I'm calling them spiders because they had what any earthling would recognize as spiderlike qualities, but they weren't spiders. They couldn't have been. For one, each was the size of my space boot; for two and three, they were filled with white goo and it often took more than one pulse from my laser rifle to kill them. I'd already taken out at least a dozen of them---some as they crawled up a cave wall, others as they scuttled toward me across the alien landscape---but it wasn't long before other, larger antagonists demanded my attention. And these shot fireballs at me. So I found cover behind a rock to wait out the projectile attack, and I forgot about the spiders.
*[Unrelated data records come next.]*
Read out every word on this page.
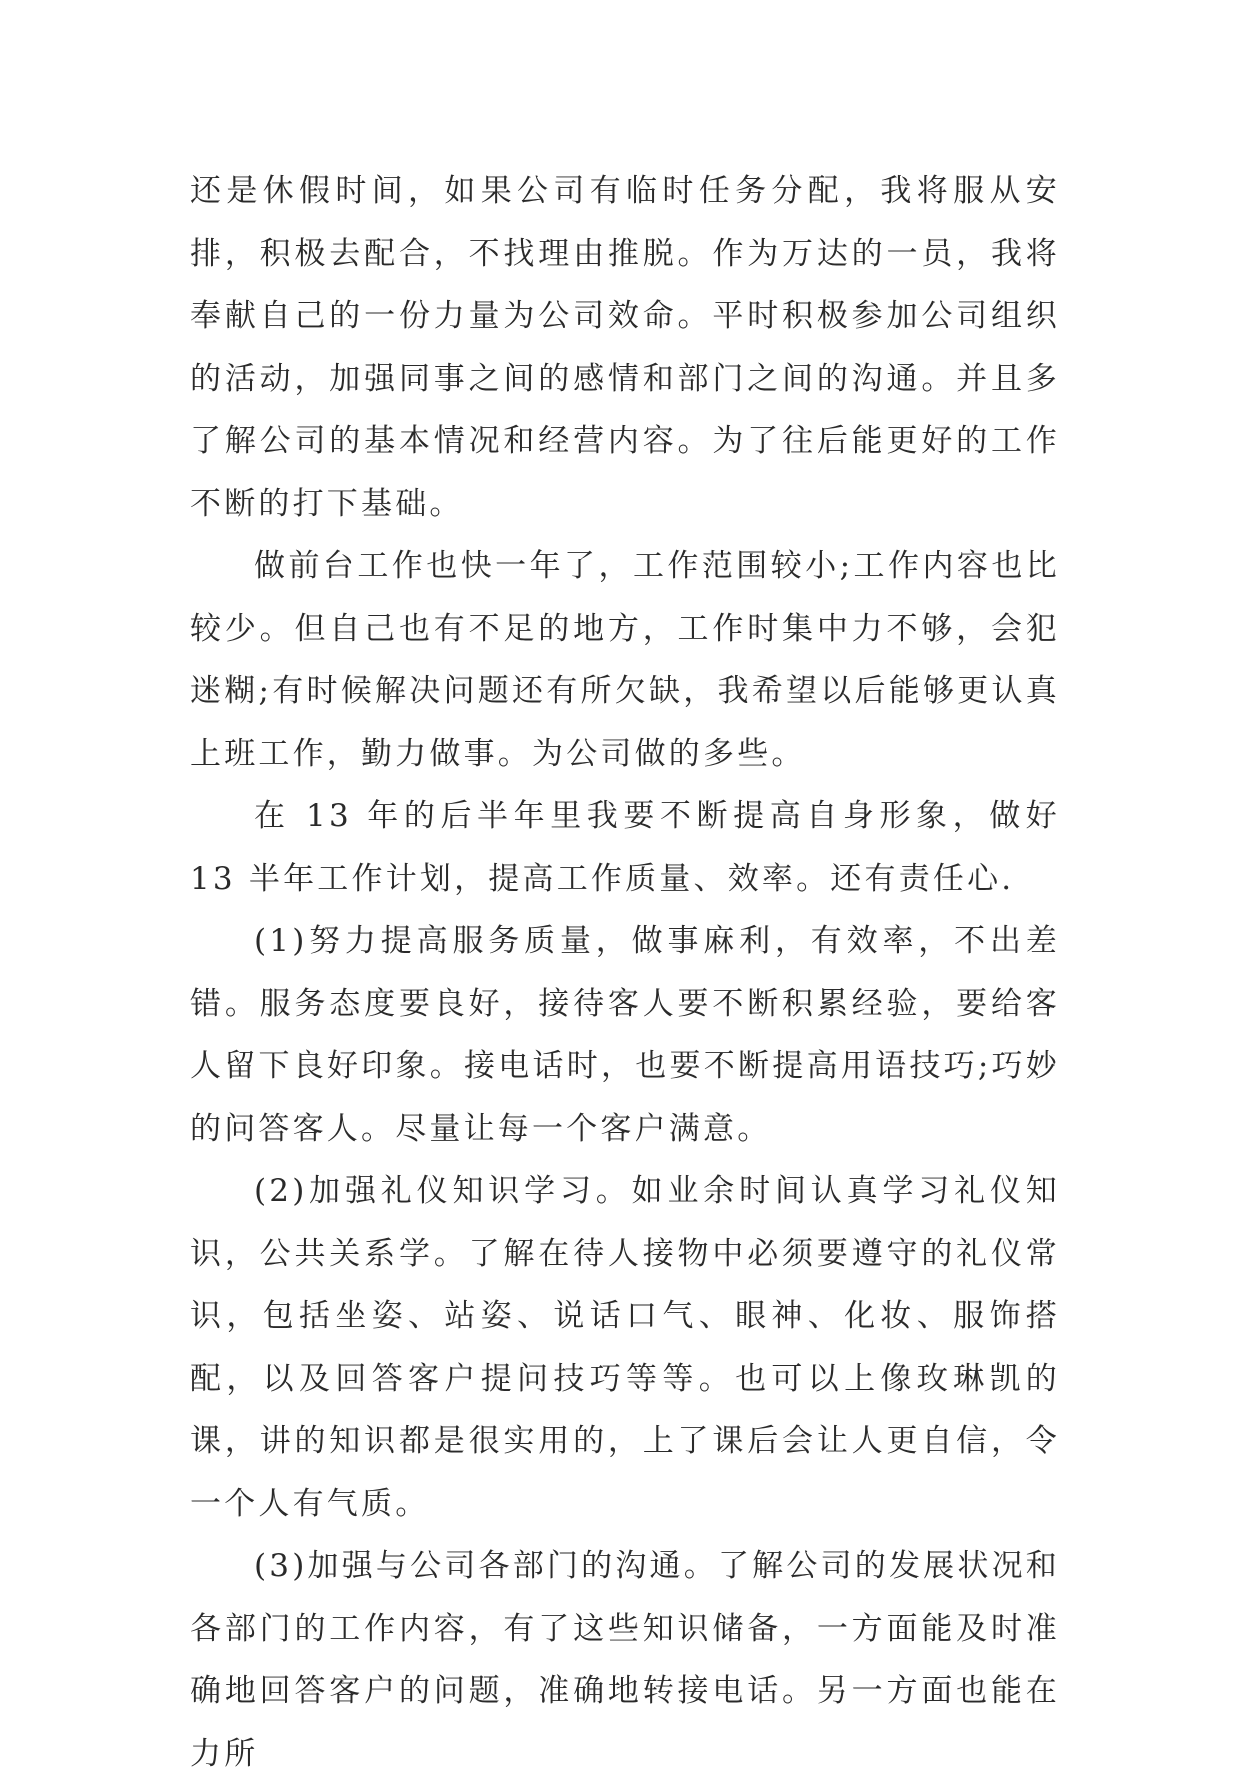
还是休假时间，如果公司有临时任务分配，我将服从安排，积极去配合，不找理由推脱。作为万达的一员，我将奉献自己的一份力量为公司效命。平时积极参加公司组织的活动，加强同事之间的感情和部门之间的沟通。并且多了解公司的基本情况和经营内容。为了往后能更好的工作不断的打下基础。

做前台工作也快一年了，工作范围较小;工作内容也比较少。但自己也有不足的地方，工作时集中力不够，会犯迷糊;有时候解决问题还有所欠缺，我希望以后能够更认真上班工作，勤力做事。为公司做的多些。

在 13 年的后半年里我要不断提高自身形象，做好 13 半年工作计划，提高工作质量、效率。还有责任心.

(1)努力提高服务质量，做事麻利，有效率，不出差错。服务态度要良好，接待客人要不断积累经验，要给客人留下良好印象。接电话时，也要不断提高用语技巧;巧妙的问答客人。尽量让每一个客户满意。

(2)加强礼仪知识学习。如业余时间认真学习礼仪知识，公共关系学。了解在待人接物中必须要遵守的礼仪常识，包括坐姿、站姿、说话口气、眼神、化妆、服饰搭配，以及回答客户提问技巧等等。也可以上像玫琳凯的课，讲的知识都是很实用的，上了课后会让人更自信，令一个人有气质。

(3)加强与公司各部门的沟通。了解公司的发展状况和各部门的工作内容，有了这些知识储备，一方面能及时准确地回答客户的问题，准确地转接电话。另一方面也能在力所
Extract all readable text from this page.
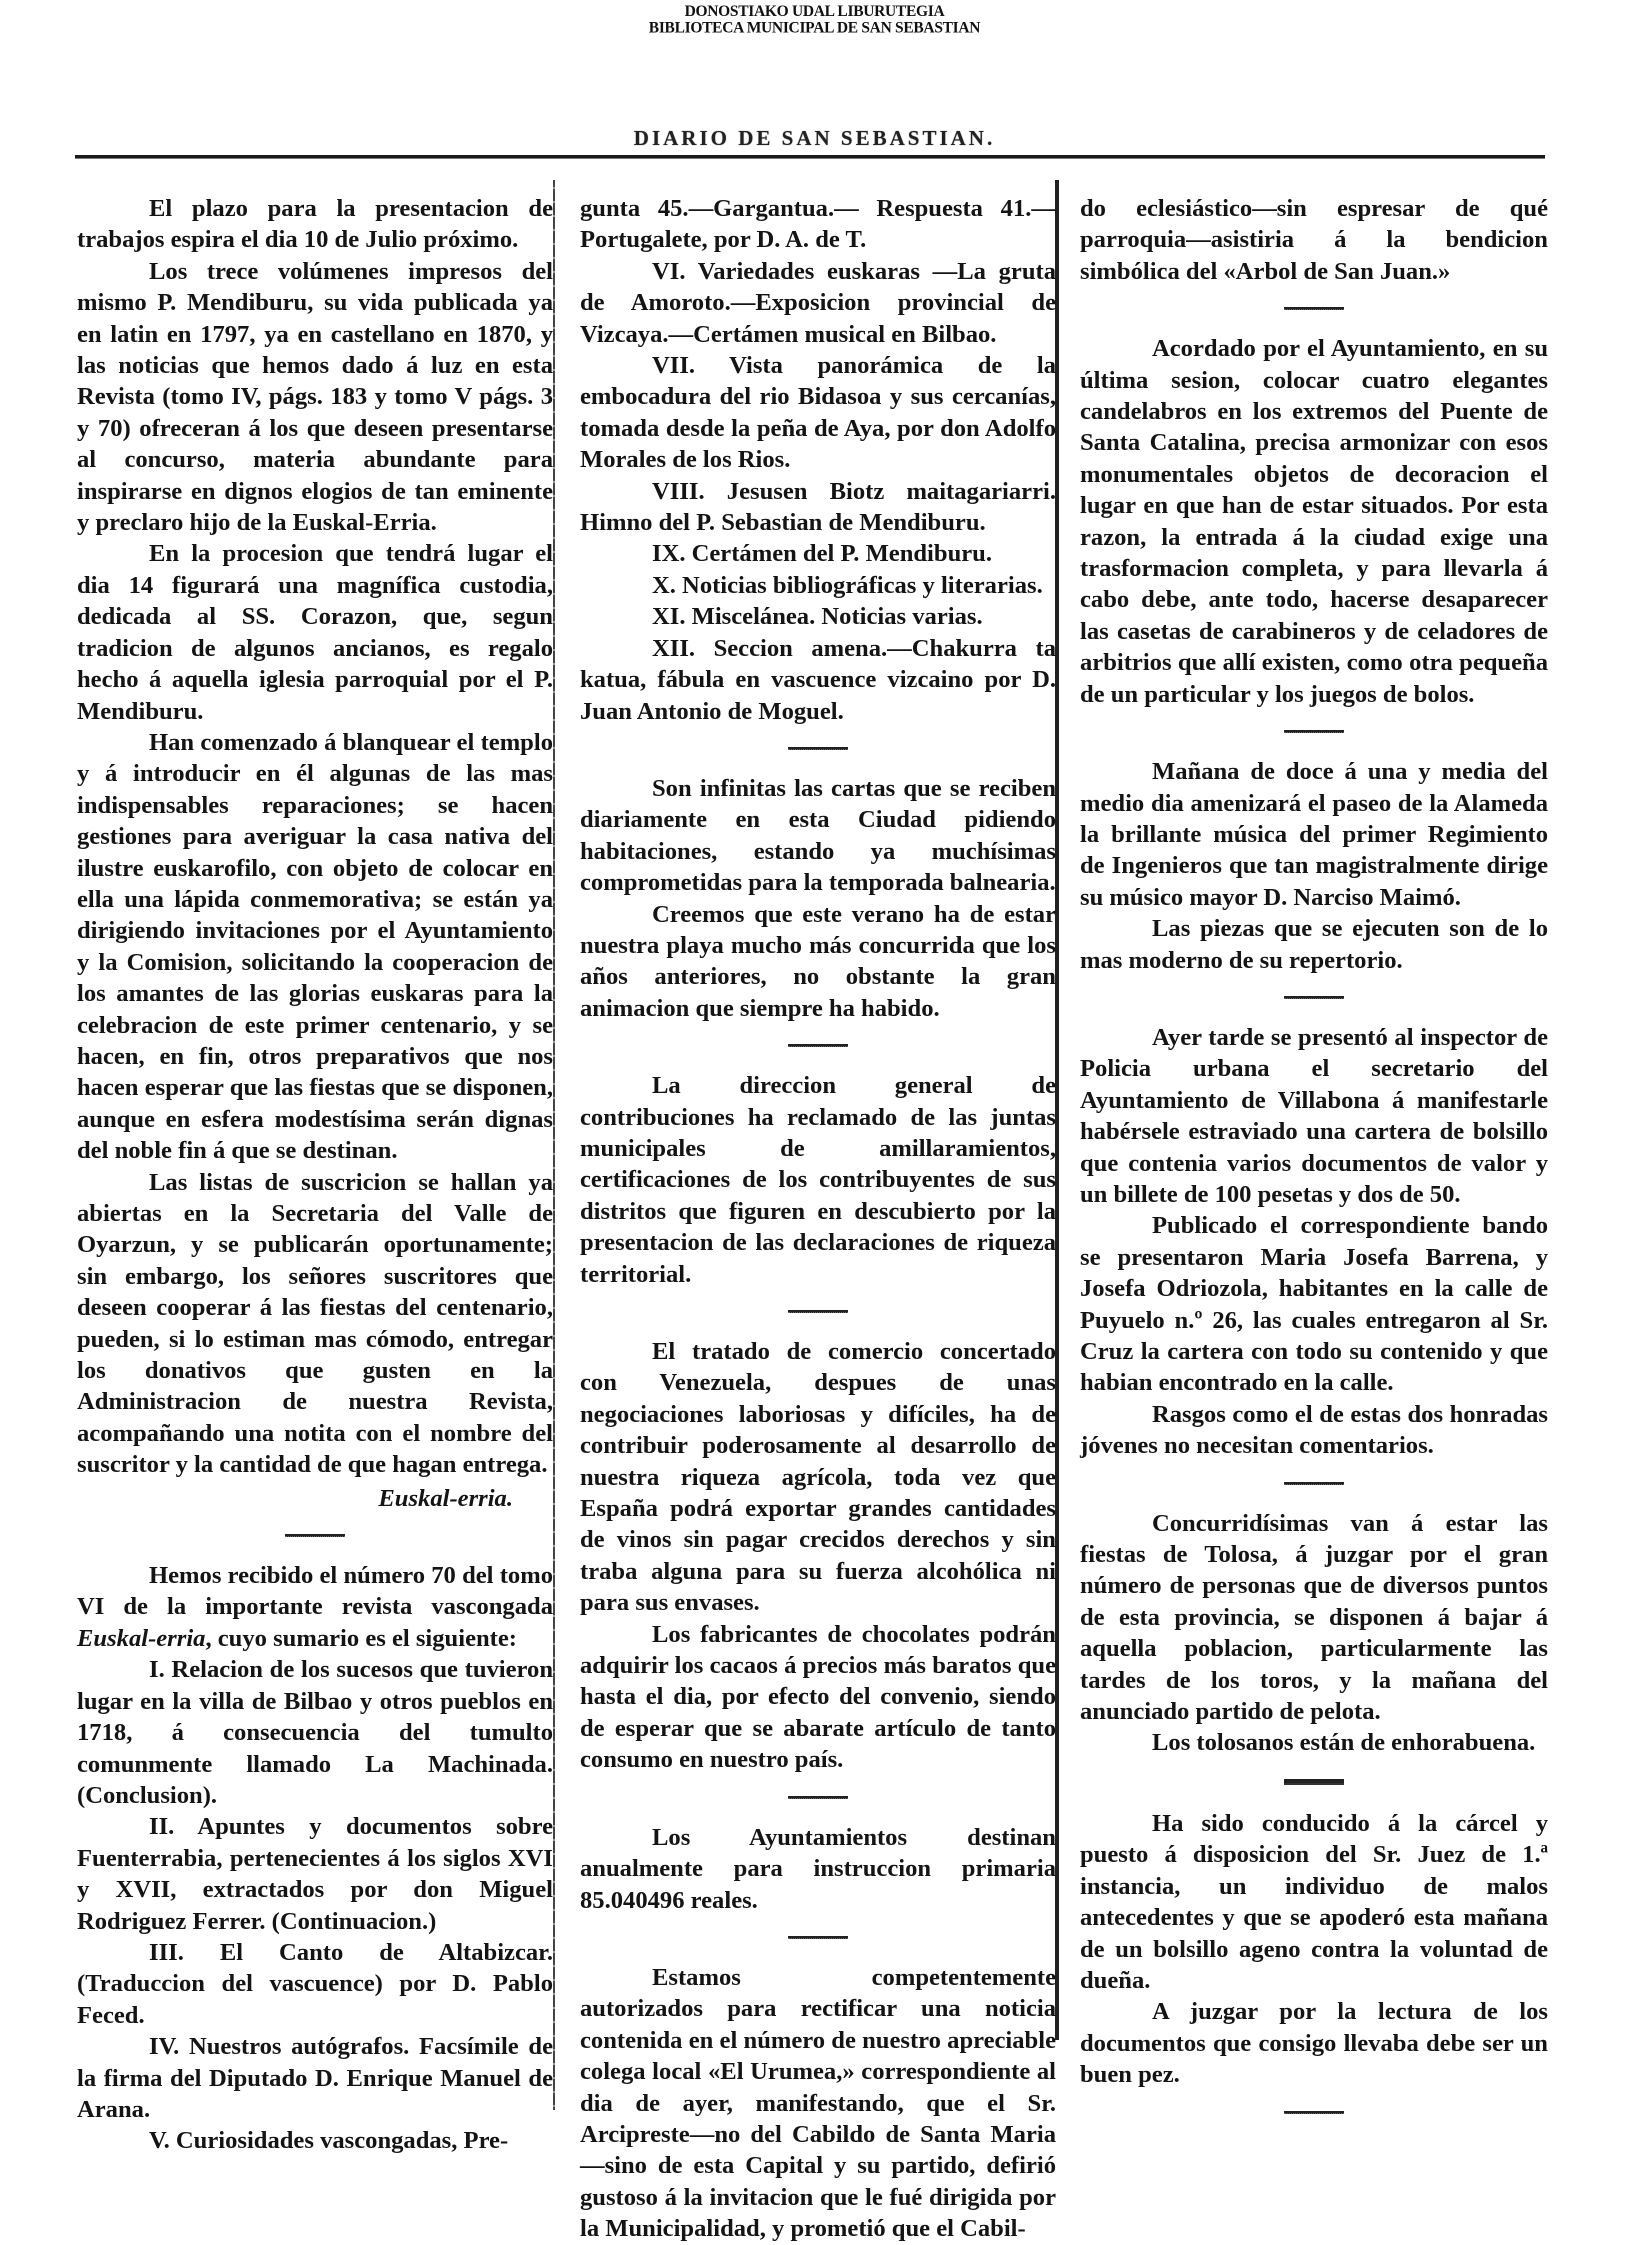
DONOSTIAKO UDAL LIBURUTEGIA
BIBLIOTECA MUNICIPAL DE SAN SEBASTIAN
DIARIO DE SAN SEBASTIAN.

El plazo para la presentacion de trabajos espira el dia 10 de Julio próximo.

Los trece volúmenes impresos del mismo P. Mendiburu, su vida publicada ya en latin en 1797, ya en castellano en 1870, y las noticias que hemos dado á luz en esta Revista (tomo IV, págs. 183 y tomo V págs. 3 y 70) ofreceran á los que deseen presentarse al concurso, materia abundante para inspirarse en dignos elogios de tan eminente y preclaro hijo de la Euskal-Erria.

En la procesion que tendrá lugar el dia 14 figurará una magnífica custodia, dedicada al SS. Corazon, que, segun tradicion de algunos ancianos, es regalo hecho á aquella iglesia parroquial por el P. Mendiburu.

Han comenzado á blanquear el templo y á introducir en él algunas de las mas indispensables reparaciones; se hacen gestiones para averiguar la casa nativa del ilustre euskarofilo, con objeto de colocar en ella una lápida conmemorativa; se están ya dirigiendo invitaciones por el Ayuntamiento y la Comision, solicitando la cooperacion de los amantes de las glorias euskaras para la celebracion de este primer centenario, y se hacen, en fin, otros preparativos que nos hacen esperar que las fiestas que se disponen, aunque en esfera modestísima serán dignas del noble fin á que se destinan.

Las listas de suscricion se hallan ya abiertas en la Secretaria del Valle de Oyarzun, y se publicarán oportunamente; sin embargo, los señores suscritores que deseen cooperar á las fiestas del centenario, pueden, si lo estiman mas cómodo, entregar los donativos que gusten en la Administracion de nuestra Revista, acompañando una notita con el nombre del suscritor y la cantidad de que hagan entrega.

Euskal-erria.

Hemos recibido el número 70 del tomo VI de la importante revista vascongada Euskal-erria, cuyo sumario es el siguiente:

I. Relacion de los sucesos que tuvieron lugar en la villa de Bilbao y otros pueblos en 1718, á consecuencia del tumulto comunmente llamado La Machinada. (Conclusion).

II. Apuntes y documentos sobre Fuenterrabia, pertenecientes á los siglos XVI y XVII, extractados por don Miguel Rodriguez Ferrer. (Continuacion.)

III. El Canto de Altabizcar. (Traduccion del vascuence) por D. Pablo Feced.

IV. Nuestros autógrafos. Facsímile de la firma del Diputado D. Enrique Manuel de Arana.

V. Curiosidades vascongadas, Pre-

gunta 45.—Gargantua.— Respuesta 41.—Portugalete, por D. A. de T.

VI. Variedades euskaras —La gruta de Amoroto.—Exposicion provincial de Vizcaya.—Certámen musical en Bilbao.

VII. Vista panorámica de la embocadura del rio Bidasoa y sus cercanías, tomada desde la peña de Aya, por don Adolfo Morales de los Rios.

VIII. Jesusen Biotz maitagariarri. Himno del P. Sebastian de Mendiburu.

IX. Certámen del P. Mendiburu.

X. Noticias bibliográficas y literarias.

XI. Miscelánea. Noticias varias.

XII. Seccion amena.—Chakurra ta katua, fábula en vascuence vizcaino por D. Juan Antonio de Moguel.

Son infinitas las cartas que se reciben diariamente en esta Ciudad pidiendo habitaciones, estando ya muchísimas comprometidas para la temporada balnearia.

Creemos que este verano ha de estar nuestra playa mucho más concurrida que los años anteriores, no obstante la gran animacion que siempre ha habido.

La direccion general de contribuciones ha reclamado de las juntas municipales de amillaramientos, certificaciones de los contribuyentes de sus distritos que figuren en descubierto por la presentacion de las declaraciones de riqueza territorial.

El tratado de comercio concertado con Venezuela, despues de unas negociaciones laboriosas y difíciles, ha de contribuir poderosamente al desarrollo de nuestra riqueza agrícola, toda vez que España podrá exportar grandes cantidades de vinos sin pagar crecidos derechos y sin traba alguna para su fuerza alcohólica ni para sus envases.

Los fabricantes de chocolates podrán adquirir los cacaos á precios más baratos que hasta el dia, por efecto del convenio, siendo de esperar que se abarate artículo de tanto consumo en nuestro país.

Los Ayuntamientos destinan anualmente para instruccion primaria 85.040496 reales.

Estamos competentemente autorizados para rectificar una noticia contenida en el número de nuestro apreciable colega local «El Urumea,» correspondiente al dia de ayer, manifestando, que el Sr. Arcipreste—no del Cabildo de Santa Maria —sino de esta Capital y su partido, defirió gustoso á la invitacion que le fué dirigida por la Municipalidad, y prometió que el Cabil-

do eclesiástico—sin espresar de qué parroquia—asistiria á la bendicion simbólica del «Arbol de San Juan.»

Acordado por el Ayuntamiento, en su última sesion, colocar cuatro elegantes candelabros en los extremos del Puente de Santa Catalina, precisa armonizar con esos monumentales objetos de decoracion el lugar en que han de estar situados. Por esta razon, la entrada á la ciudad exige una trasformacion completa, y para llevarla á cabo debe, ante todo, hacerse desaparecer las casetas de carabineros y de celadores de arbitrios que allí existen, como otra pequeña de un particular y los juegos de bolos.

Mañana de doce á una y media del medio dia amenizará el paseo de la Alameda la brillante música del primer Regimiento de Ingenieros que tan magistralmente dirige su músico mayor D. Narciso Maimó.

Las piezas que se ejecuten son de lo mas moderno de su repertorio.

Ayer tarde se presentó al inspector de Policia urbana el secretario del Ayuntamiento de Villabona á manifestarle habérsele estraviado una cartera de bolsillo que contenia varios documentos de valor y un billete de 100 pesetas y dos de 50.

Publicado el correspondiente bando se presentaron Maria Josefa Barrena, y Josefa Odriozola, habitantes en la calle de Puyuelo n.º 26, las cuales entregaron al Sr. Cruz la cartera con todo su contenido y que habian encontrado en la calle.

Rasgos como el de estas dos honradas jóvenes no necesitan comentarios.

Concurridísimas van á estar las fiestas de Tolosa, á juzgar por el gran número de personas que de diversos puntos de esta provincia, se disponen á bajar á aquella poblacion, particularmente las tardes de los toros, y la mañana del anunciado partido de pelota.

Los tolosanos están de enhorabuena.

Ha sido conducido á la cárcel y puesto á disposicion del Sr. Juez de 1.ª instancia, un individuo de malos antecedentes y que se apoderó esta mañana de un bolsillo ageno contra la voluntad de dueña.

A juzgar por la lectura de los documentos que consigo llevaba debe ser un buen pez.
Actually, you know what? Time out. Let's stop for a second. This is obviously the first part of a story about virtual reality. It's the part that describes the thing I'm doing in VR as though I'm really doing it. And I write a little bit about doing the virtual thing, the simulacrum, and you think Oh, man, that sounds like a fun experience, but then I say Aha, but NO! THIS WAS VIRTUAL REALITY! and we all breathe deep the promise of immersive technology and wonder how our puny brains will handle it. Maybe that thing I'm doing is standing on the edge of a building, or ascending The Wall, driving a racecar, flying like a bird (or Iron Man), or wandering a beach, or being swarmed by alien spiders while distracted by fireballs and then dying an ignominious death of spider bites before I can take out the enemy's energy core.